AMATEUR RECEIPTS.
Ris de Veau aux Pistaches à la Dr. Roots.
Take three fine sweetbreads, clean them well with milk and water, in order to make them as white as possible; do them gradually in a stewpan with good white gravy, some onion, carrot, and celery, with a little mace; then stuff them well with pistachio nuts nicely bruised; put them “en papillote” (that is, to oil or butter a piece of paper, which you fasten round by twisting it along the edge) and give them a nice wholesome colour; they will require from twenty to twenty-five minutes to bring them to a proper state of excellence, with the good, fine, wholesome colour they may be served up, with white endive, or celery sauce aux pistaches, after the above manner.

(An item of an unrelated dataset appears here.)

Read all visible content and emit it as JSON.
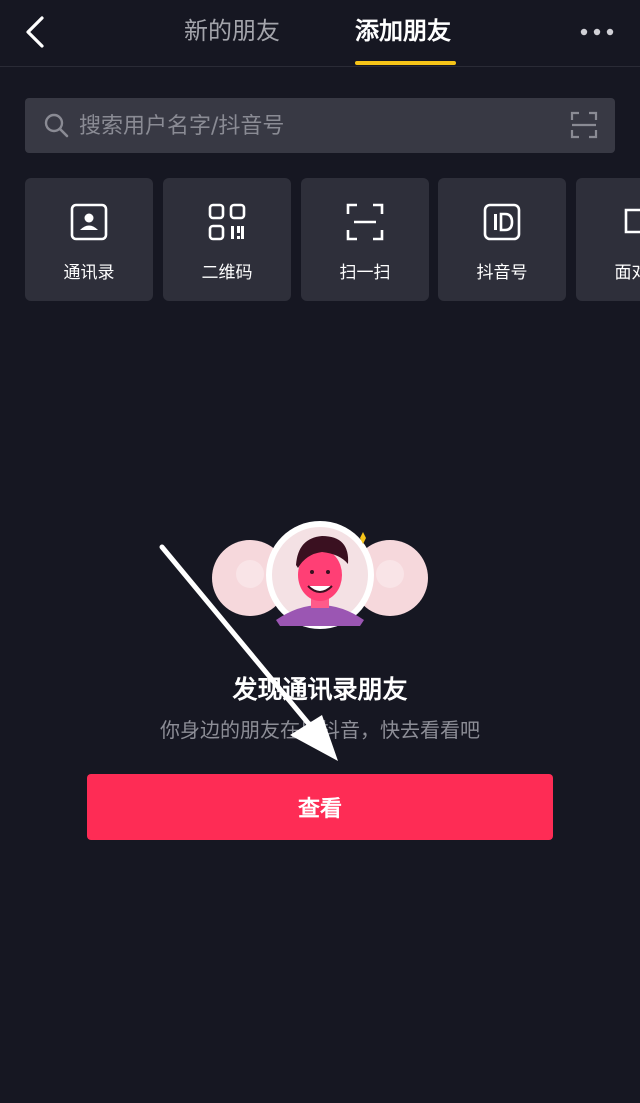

Potage froid, ou Salade à la Dr. Roots.
Make some very good and highly-flavoured calf’s-head soup, with a good abundance of egg and forcemeat balls, and some sausage-meat introduced therein; the pieces of calf’s-head should not be cut larger than an inch square. When this soup is properly prepared and ripe, pour it into several milkpans, to the depth of about two inches; let it stand in this way to cool and stiffen, for the next day’s use.
Dress a nice light salad of mustard and cress, with endive and a slight sprinkle of well-cut celery; take this salad from the bowl (in which it has been dressed), lightly with a fork, and form in a pyramid in the centre of a dish, around which place tastefully-ornamented slices of the cold and substantial soup, cut into slices about the size and thickness of calf’s liver that is usually served up with bacon. Garnish with slices of hard-boiled eggs and lemon. This, if properly managed, forms not only a pretty-looking spring dish, but a most excellent one.
Roast Swan à la Norwich.
Take three pounds of beef, beat fine in a mortar,
Put it into the Swan—that is, when you’ve caught her;
Some pepper, salt, mace, some nutmeg, an onion,
Will heighten the flavour in Gourmand’s opinion;
Then tie it up tight with a small piece of tape,
That the gravy and other things may not escape.
A meal-paste (rather stiff) should be laid on the breast,
And some whited-brown paper should cover the rest.
Fifteen minutes at least ere the Swan you take down,
Pull the paste off the bird, that the breast may get brown.